1 (top left, p. 60):
Pots that were used to extract asphalt.
2 (bottom, p. 60):
Asphalt was used as adhesion to repair potteries and clay figurines, and to attach stone arrowheads to shafts. In this site at the northern tip of the Japanese Archipelago, asphalt was used for bonding stone arrowheads to the tips of fish spears. Most of the asphalt used in this site was from Niigata prefecture, but part of it was from Sakhalin.
3 (right top, p. 60):
A pottery filled with asphalt was excavated from a site in Hokkaido.

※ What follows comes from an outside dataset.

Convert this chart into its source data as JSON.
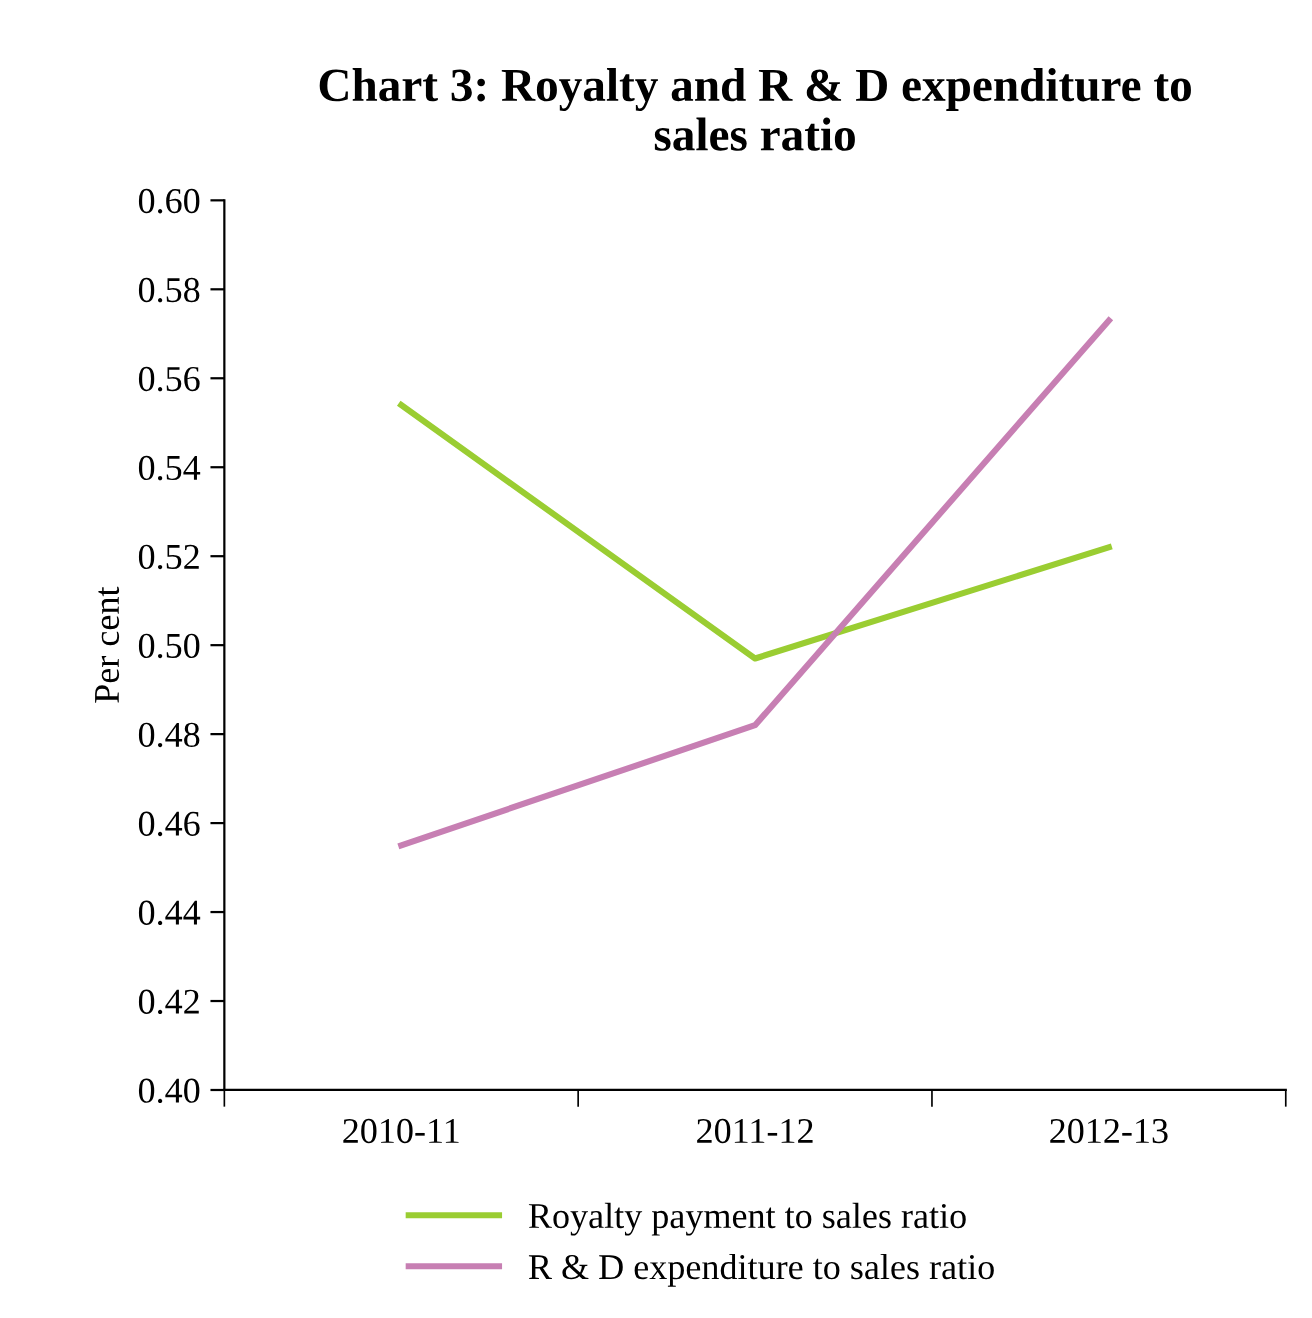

4 (right, second from top, p. 60):
There are traces of asphalt on the fractured parts of stone figurines.
5 (left top, p. 61):
The site of a mining company that dug oil sand infiltrated with crude oil. The Jomon people heated oil sand and separated the oil from the sand, and thus extracted asphalt from crude oil.
6 (middle left, p. 61):
Red-ocher rouge, the pigment of the Jomon period, was preserved in a deep pot.
7 (bottom left, p. 61):
A grinding slab and a grindstone that have traces of powdered red-ocher rouge.
8 (top right, p. 61), 9 (second top right, p. 61):
The Jomon people started to use lacquer at early periods. There is an excavated lacquered object dated to 9,000 years ago.
A wooden bowl 46 cm in diameter and 1 cm in thickness was excavated from a swamp. It is painted with red lacquer, and the upper part of the handle has traces of mother-of-pearl work where round caps of spiral shells were put.
10 (right, second from bottom, p. 61), 11 (right bottom, p. 61):
It appears to be a bow used for rituals, painted with red lacquer. A string was wrapped around on this red lacquered bow.